By Pradyuman Maheshwari
Every year, the organisers of a leading advertising and marketing conference hosts journalists for the three-/four-day event that happens in North or South Goa. This includes to and fro air travel and a comfortable stay in a luxury hotel that’s part of the venue or very close to it. Until a few years back, the hosts wouldn’t take care of the travel, but the hotel stay was a done deal.
Then there are TV channel launches, special shoots or just interviews –for which journalists are invited to and often hosted in India and elsewhere in the world.
There are of course some – note, only some – journalists who insist that they will pay for their travel and stay. That’s it’s part of their company policy or their own value system.
Over the last 10-odd years that MxMIndia has existed, and the 35-odd years that one has been in the profession, I must confess, I have accepted freebies. Free meals, visits to events and for interviews which were unnecessary, fam trips etc etc. And some gifts, often unnecessary.
If I haven’t received favours for myself, I have got them – several hundreds of them – for the media entities I have represented.
I have given the A&M fest example not to embarrass the organisers, but only to point out the problem. As an A&M trade site, the event offers content, and I bloody well cover it for my readers. Even if it’s paying for travel and stay. Ditto with other events. A freebie can’t be a birthright, and event organisers must have enough faith in their content that will attract journalists to spend their own monies and cover.
Last week, the Advertising Standards Council of India released its guidelines for influencer marketing. Great idea. Much-needed. Received with expected fanfare.
At the core of the guidelines is the need for full disclosure. Disclosures that a certain post has been paid for or after receiving a freebie or favour.
As I was reading the guidelines, I was feeling sheepish and uneasy. So, while the world was trying to underscore the need for these guidelines and police the system , what about us journalists?
Why don’t we have a compulsory full disclosure system too?
The problem is that while for news television there is a self-regulatory body, and there is one that’s come up for digital news, none of this exists for the holy cows of print.

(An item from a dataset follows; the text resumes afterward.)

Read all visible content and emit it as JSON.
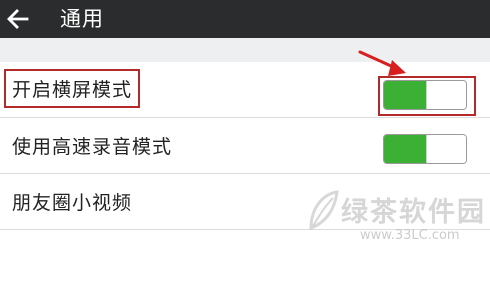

One may say that print is not relevant any longer. Fact is: it’s not yet. It’s still perceived as the more credible medium, and the written word on newsprint is trusted loads more than what’s published on digital or television.
By journalists, I don’t just mean news scribes, but also those with lifestyle and general interest publications. Even those dealing current affairs of the filmi types.
The request is simple to others journalists: do whatever you want to do, and do as you’ve been doing. But let’s come clean on disclosures. Tell us if you’ve accepted a freebie, a junket, a favour whatever. Okay, admission for your child to that prestigious South Delhi school or an out-of-turn allotment of the SUV that’s not available may not be disclosure-able, but then these favours, as we know, can set you back much in the credibility index. If that matters to you.
Disclosures begin at home, and at MxMIndia, we resolve to come clean. Always.